While other missions to Mars have often been ended before they've even began, the Phoenix is still going strong and is currently one of five missions on Mars.
Wiggins said this mission is not about finding life on Mars.
"The only life literally that this particular space craft could discover," Wiggins said, "would be if a Martian walked in front of the camera and had its picture taken."
Instead, the Phoenix's main job is to locate evidence of conditions that either are now or were in the past suitable for life. One of the key players in determining those conditions is the location of water.
"We are looking for present or past water evidence," Wiggins said. "Life is always dependent on water."
Wiggins said NASA scientists are 99 percent sure they will find water because of what they know about Mars' past. Though there's no advanced life on Mars now, Wiggins said in the distant past Mars was warmer, had a thicker atmosphere and could have sustained life.
"The Big dream is going to be someday watching humans standing on Mars," Wiggins said.
While Wiggins said he knows many do not share his dream, people should still get involved.
"This certainly is not the beginning but is nowhere near the end," he said.

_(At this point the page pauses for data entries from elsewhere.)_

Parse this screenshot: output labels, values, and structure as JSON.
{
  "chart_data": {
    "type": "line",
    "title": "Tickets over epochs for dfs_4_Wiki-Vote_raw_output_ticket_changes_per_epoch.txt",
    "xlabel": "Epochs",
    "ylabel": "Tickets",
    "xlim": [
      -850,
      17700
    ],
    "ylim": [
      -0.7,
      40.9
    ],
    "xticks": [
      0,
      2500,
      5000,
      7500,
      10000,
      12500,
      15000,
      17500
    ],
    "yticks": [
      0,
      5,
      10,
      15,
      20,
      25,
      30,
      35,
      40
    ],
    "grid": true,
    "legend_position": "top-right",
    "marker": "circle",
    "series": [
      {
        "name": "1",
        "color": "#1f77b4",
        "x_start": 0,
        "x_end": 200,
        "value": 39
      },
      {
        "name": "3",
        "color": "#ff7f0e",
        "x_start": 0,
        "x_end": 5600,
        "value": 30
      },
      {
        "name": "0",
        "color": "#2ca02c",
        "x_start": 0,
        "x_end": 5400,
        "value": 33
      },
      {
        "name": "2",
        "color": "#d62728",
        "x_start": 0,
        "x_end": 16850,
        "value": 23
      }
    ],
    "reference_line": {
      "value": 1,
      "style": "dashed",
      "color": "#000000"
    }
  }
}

There are others who contend with Wiggins and ask why they should get involved or why NASA spends hundreds of millions of dollars - 420 million on the Phoenix Lander alone - on a program many people don't seem interested in.
Nicholas Herrick, president of the BYU Astronomical Society said space travel and exploration is incredibly important. Not exploring space would be like not exploring an amusement park in our own backyard, Herrick said. Space exploration has also given advances to modern day life such as computers, Velcro and microwaves.
Cornelius Gillespie, a senior majoring in exercise science said while he doesn't have much time to keep up with space exploration, he can see why it is important.
"It expands our paradigm of what is possible," Gillespie said.
Space exploration reveals more about the way God works and the order to the universe, Gillespie said.
"Hopefully people will believe more in a higher power because of advances made in space exploration," Gillespie said.
Even if space exploration doesn't lead to understanding more about how God has ordered the universe, it still promotes other important values, Gillespie said.
"It promotes a spirit of progress, limitless possibilities," Gillespie said.